La Iglesia es una de las instituciones donde el talento no se corresponde con la ambición. En demasiados casos, los puestos más relevantes suelen ocuparlos trepas mediocres sin ningún escrúpulo ni talento que contribuyen a desacreditar la institución eclesiástica. Ese tipo de clero, en el que el potencial para el mal domina sobre la santidad de vida, y donde se patentiza un notorio fracaso moral, es el causante de la actual catástrofe que devasta a la Iglesia. Saldrán a la luz muchos más casos que pondrán en jaque a la Iglesia. No olvidemos que todavía es una institución muy importante en el mundo y hasta goza de cierta salubridad moral; de ahí que hechos como los abusos de Pensilvania, intrínsecamente perversos y criminales, sean aún más escandalosos.

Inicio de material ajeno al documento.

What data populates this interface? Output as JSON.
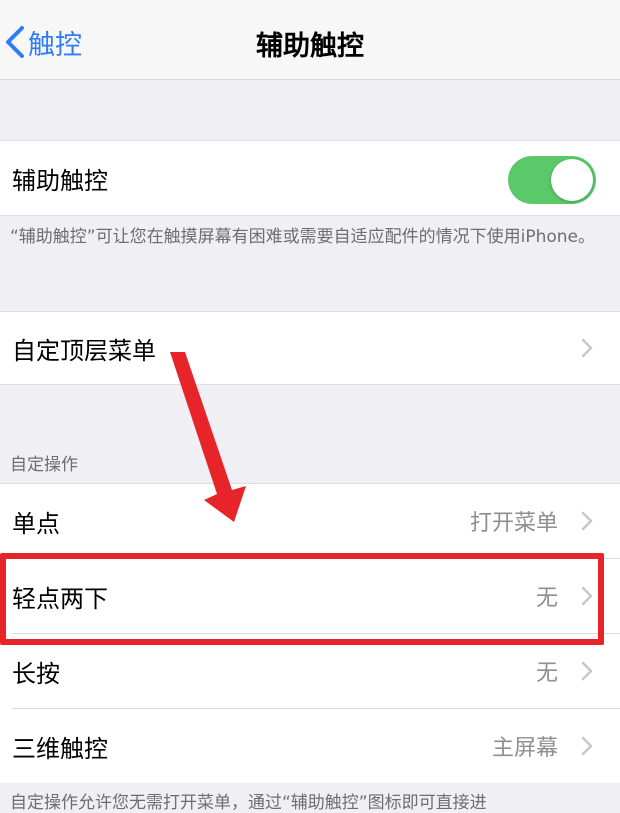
{
  "nav": {
    "back_label": "触控",
    "title": "辅助触控"
  },
  "assistive_touch": {
    "label": "辅助触控",
    "enabled": true,
    "footnote": "“辅助触控”可让您在触摸屏幕有困难或需要自适应配件的情况下使用iPhone。"
  },
  "top_menu": {
    "label": "自定顶层菜单"
  },
  "custom_actions": {
    "header": "自定操作",
    "rows": [
      {
        "label": "单点",
        "value": "打开菜单"
      },
      {
        "label": "轻点两下",
        "value": "无"
      },
      {
        "label": "长按",
        "value": "无"
      },
      {
        "label": "三维触控",
        "value": "主屏幕"
      }
    ],
    "footnote": "自定操作允许您无需打开菜单，通过“辅助触控”图标即可直接进"
  },
  "colors": {
    "accent": "#2f7df6",
    "toggle_on": "#5bc86a",
    "annotation_red": "#e8242b"
  }
}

La credibilidad de la Iglesia pasa por la reparación: el inmenso daño debe ser reparado. No es suficiente la condena y los golpes de pecho. Hay muchas heridas que deben ser cicatrizadas. No vale ya decir que el mundo es hostil a la Iglesia cuando es ella misma quien provoca desde una evidente desviación de la sexualidad un espantoso escenario de sufrimiento. El Papa Francisco se comprometió en su reciente viaje a Dublín a «adoptar normas severas». Sería un buen comienzo. Irlanda es el paradigma de la debacle actual de la Iglesia; una sociedad, como reconocía el primer ministro gay irlandés, Leo Varadkar, donde la religión ya no está en el centro de la vida cultural, política o económica.

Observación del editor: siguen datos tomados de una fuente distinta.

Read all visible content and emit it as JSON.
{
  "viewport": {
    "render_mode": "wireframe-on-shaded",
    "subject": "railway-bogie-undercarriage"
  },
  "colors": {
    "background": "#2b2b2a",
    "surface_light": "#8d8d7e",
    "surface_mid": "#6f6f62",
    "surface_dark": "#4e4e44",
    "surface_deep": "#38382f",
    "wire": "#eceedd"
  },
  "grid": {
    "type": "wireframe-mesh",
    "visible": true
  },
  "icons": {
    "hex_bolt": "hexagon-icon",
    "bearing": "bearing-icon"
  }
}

Por otro lado, pedir la dimisión del Papa por encubrimiento, según las declaraciones de Carlo María Viganò, acusando a Francisco de cómplice del antiguo cardenal Theodore McCarrick, se antoja una cuestión imprudente y arriesgada. Antes que la renuncia sería el conocimiento de la verdad: ¿o se quiere antes la cabeza del Pontífice que la verdad? Ahora bien, son necesarias las explicaciones del Papa: el silencio pontificio contribuye a la confusión. Se paga un costo moral muy alto cuando el silencio toma carta de naturaleza: la consideración del sufrimiento de las víctimas debe prevalecer sobre cualquier oscurantismo vaticano.

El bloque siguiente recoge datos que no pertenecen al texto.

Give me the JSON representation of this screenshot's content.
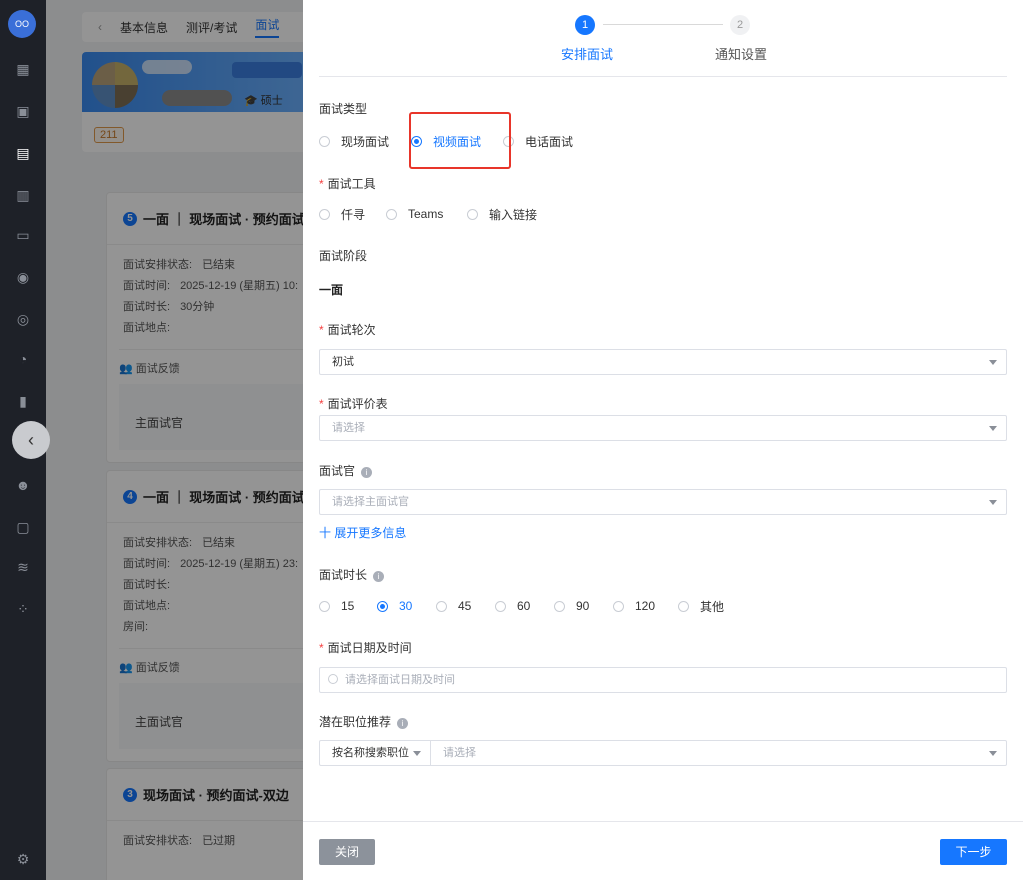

El comunicado de Viganò es una calculada estrategia que sólo busca la renuncia del Papa, algo que produce estupor no sólo por la infidelidad del Nuncio Apostólico hacia Francisco, sino también porque pedir la cabeza de Francisco es tanto como involucrar los anteriores pontificados, cuando fue el mismo Juan Pablo II quien nombró arzobispo de Washington y cardenal a McCarrick. Las voces disidentes reflejan a la perfección el estado permanente de intrigas vaticanas, revelan una secular lucha de poder. La fuerte oposición interna del actual pontificado busca debilitar a un sector de la Iglesia para que otro se refuerce. Entre salvar la Iglesia y destruir a Francisco hay una línea muy delgada que conviene discernir con prudencia.